Existe uma confusão muito comum entre leigos ao se pensar que o cálcio é importante para a formação de bicos e unhas. Entretanto, este mineral não tem qualquer participação no processo, cujo principal protagonista é a proteína. Obviamente, no processo de formação do bico há também participação fundamental de muitas vitaminas e minerais, especialmente a vitamina A e o zinco. Assim, uma dieta constituída apenas de sementes pode sim prejudicar a formação dos bicos, mas jamais em decorrência da falta de cálcio presente nas mesmas.

O excesso de cálcio pode produzir alguns problemas para os animais. Sabe-se, por exemplo, que o cálcio prejudica a absorção de alguns outros minerais. Ironicamente o zinco faz parte desta lista, justamente um dos minerais importantes para a formação de bicos sadios. Vejam, portanto, que o criador em questão, na tentativa de resolver o problema do bico, estava provavelmente piorando a situação ao diminuir ainda mais a disponibilidade do zinco na dieta.

As interações antagônicas e sinérgicas entre minerais, como a exemplificada acima, são muito comuns. O fornecimento de minerais em uma dieta deve ser muito bem controlado, pois não somente a falta como também o excesso de um mineral pode comprometer a absorção e disponibilidade de vários outros. Como outro exemplo, sabe-se que o cobre incrementa a absorção do zinco, porém o excesso de zinco age de forma antagônica ao bloquear os sítios de absorção do cobre.

Felizmente, hoje algumas empresas de ponta na produção de alimentos para animais utilizam os minerais quelatados. O uso destes minerais orgânicos tem sido uma importante ferramenta para anular essa complexa interrelação entre os minerais inorgânicos. Minerais quelatados são produzidos pela ligação com aminoácidos (componentes das proteínas) diversos. No estado quelato, o metal torna-se quimicamente inerte, ficando livre não somente da influência de outros minerais presentes na dieta, como também de fibras e gordura, que também podem prejudicar a absorção de minerais inorgânicos.

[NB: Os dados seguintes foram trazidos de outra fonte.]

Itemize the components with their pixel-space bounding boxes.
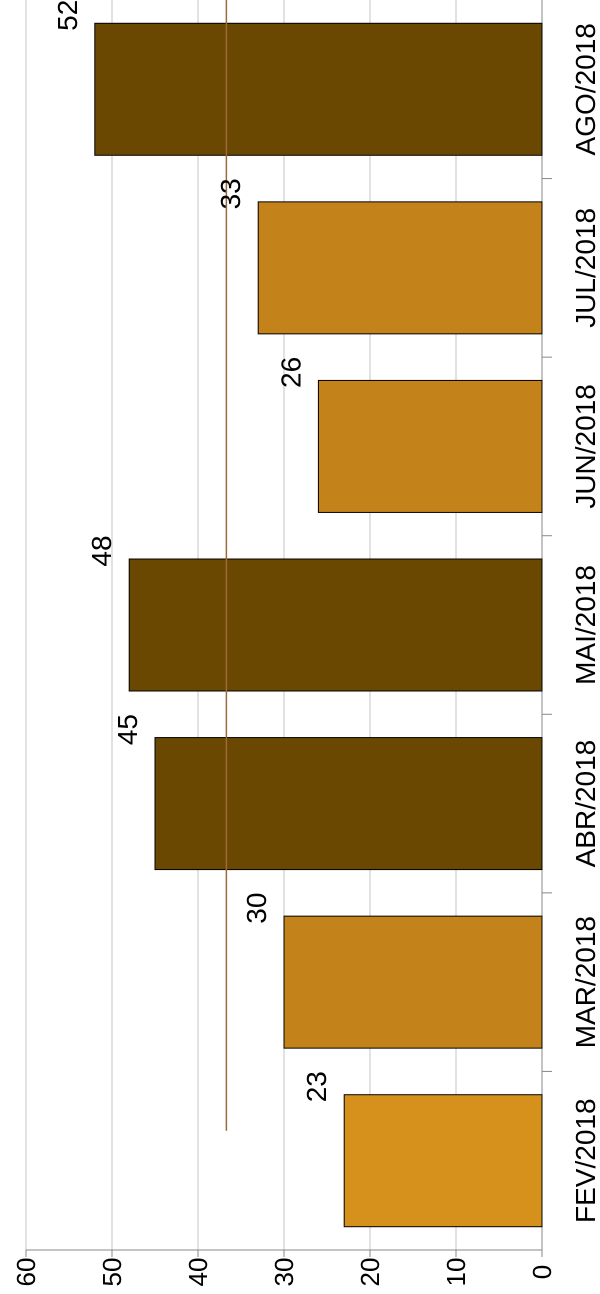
category-label: AGO/2018 xyxy=(570,23,600,155)
category-label: ABR/2018 xyxy=(570,740,600,868)
data-label: 23 xyxy=(301,1071,332,1102)
value-tick-label: 40 xyxy=(183,1258,213,1287)
data-label: 52 xyxy=(52,0,83,31)
bar xyxy=(343,1094,543,1228)
category-label: FEV/2018 xyxy=(570,1098,600,1223)
bar xyxy=(128,558,543,692)
value-tick-label: 60 xyxy=(11,1258,41,1287)
category-label: JUL/2018 xyxy=(570,208,600,328)
value-tick-label: 50 xyxy=(97,1258,127,1287)
category-label: JUN/2018 xyxy=(570,384,600,509)
bar xyxy=(317,379,543,513)
labels: 0 10 20 30 40 50 60 23 FEV/2018 30 MAR/2018 45 ABR/2… xyxy=(11,0,600,1286)
bar xyxy=(257,201,543,335)
data-label: 33 xyxy=(215,178,246,209)
bar xyxy=(154,737,543,871)
bars xyxy=(94,22,543,1228)
bar xyxy=(94,22,543,156)
data-label: 45 xyxy=(112,714,143,745)
data-label: 30 xyxy=(241,893,272,924)
value-tick-label: 10 xyxy=(441,1258,471,1287)
category-label: MAR/2018 xyxy=(570,916,600,1048)
value-tick-label: 20 xyxy=(355,1258,385,1287)
value-tick-label: 0 xyxy=(527,1265,557,1279)
category-label: MAI/2018 xyxy=(570,565,600,685)
bar xyxy=(283,915,543,1049)
data-label: 26 xyxy=(275,357,306,388)
value-tick-label: 30 xyxy=(269,1258,299,1287)
data-label: 48 xyxy=(86,535,117,566)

Paralelamente, ocorre uma alteração do processo de transporte do mineral para dentro do organismo animal. Estando ligado a um aminoácido, sua via de absorção é totalmente diferente e muito mais eficiente. Assim, quase 100 % dos minerais quelatados são absorvidos pelo organismo. Para completar, uma vez dentro do organismo, esses minerais agem de maneira muito mais eficiente, já que o aminoácido ligado a ele age como um torpedo teleguiado para levá-lo onde ele é necessário.

Por todos esses motivos expostos acima, os minerais quelatados vem se destacando cada vez mais na nutrição animal do mundo inteiro. Alguns nutricionistas alegam que em um futuro próximo serão as fontes de microminerais de eleição em função dos diversos benefícios que produzem. Entretanto, devido a seu alto custo, quando comparados com fontes inorgãnicas, ainda têm sido encontrados apenas em alimentos de alta qualidade e valor agregado.

Deste modo, as relações de antagonismo e sinergismo entre minerais, vitaminas e outros nutrientes são delicadas e minuciosas, devendo ser consideradas com cuidado quando da formulação de dietas. A utilização de um único mineral ou mesmo de suplementos deve ser avaliada cuidadosamente, em suas funções e objetivos do criatório, além de ser importante uma avaliação em relação à dieta utilizada no momento da suplementação. A não consideração destes pontos podem colocar em riscos a saúde e desempenho das aves.